Central banks around the world have been tightening monetary policy to combat surging inflation.
The US Federal Reserve, in particular, has been on a rate-hike race to combat inflation at its highest in 40 years. Its latest move – a 75-basis-point rate increase on Sep 21 – marks its fifth rate hike this year, with further increases likely, to rein in soaring prices.
Amid this, banks have been making rapid revisions to their borrowing rates and for home loans, fixed rate packages have seen bigger adjustments.
Mr Paul Wee, vice-president of PropertyGuru Finance at PropertyGuru Group, said local banks are likely to continue offering fixed rate mortgages, although rate reviews will be inevitable amid uncertainties in the outlook of global interest rates.
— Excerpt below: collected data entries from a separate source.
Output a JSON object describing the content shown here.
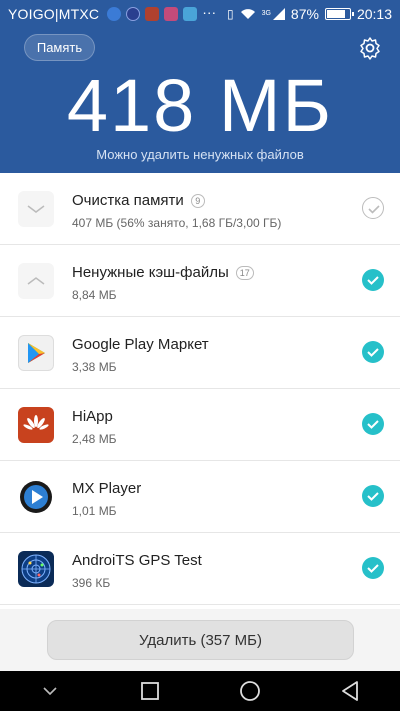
{
  "status_bar": {
    "carrier": "YOIGO|MTXC",
    "network": "3G",
    "battery_percent": "87%",
    "battery_level": 0.87,
    "time": "20:13",
    "icons": [
      "shield-icon",
      "browser-icon",
      "game-icon",
      "photo-icon",
      "more-icon",
      "vibrate-icon",
      "wifi-icon",
      "signal-icon",
      "battery-icon"
    ]
  },
  "header": {
    "memory_button": "Память",
    "size": "418 МБ",
    "subtitle": "Можно удалить ненужных файлов",
    "bg_color": "#2b5a9e"
  },
  "list": [
    {
      "title": "Очистка памяти",
      "count": "9",
      "sub": "407 МБ (56% занято, 1,68 ГБ/3,00 ГБ)",
      "checked": false,
      "icon": "chevron-down-icon"
    },
    {
      "title": "Ненужные кэш-файлы",
      "count": "17",
      "sub": "8,84 МБ",
      "checked": true,
      "icon": "chevron-up-icon"
    },
    {
      "title": "Google Play Маркет",
      "sub": "3,38 МБ",
      "checked": true,
      "icon": "google-play-icon"
    },
    {
      "title": "HiApp",
      "sub": "2,48 МБ",
      "checked": true,
      "icon": "hiapp-icon"
    },
    {
      "title": "MX Player",
      "sub": "1,01 МБ",
      "checked": true,
      "icon": "mx-player-icon"
    },
    {
      "title": "AndroiTS GPS Test",
      "sub": "396 КБ",
      "checked": true,
      "icon": "gps-test-icon"
    }
  ],
  "delete_button": "Удалить (357 МБ)",
  "colors": {
    "accent": "#26c0c9"
  },
  "navbar": {
    "icons": [
      "hide-keyboard-icon",
      "recents-icon",
      "home-icon",
      "back-icon"
    ]
  }
}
“Banks must cover or hedge their exposures against rising interest rates when offering a fixed rate package. The closer the fixed rates are to the current interest rates, the higher the cost of hedging,” he explained.
“The hawkish stance taken by the US Fed means that it is unclear how high interest rates can go. At this point, the banks are taking time to assess these risks to price their fixed rate products better.”
On the other hand, hedging is not applicable to floating rate packages as the higher rates are passed on to consumers, he added.
Meanwhile, the Singapore Government unveiled a slew of property cooling measures last week, in its bid to moderate demand and ensure prudent borrowing.
The measures, which came into effect on Sep 30, include revised medium-term interest rate floors, a higher interest rate floor for housing loans granted by HDB, as well as a wait-out period of 15 months for private home owners to buy a non-subsidised HDB resale flat.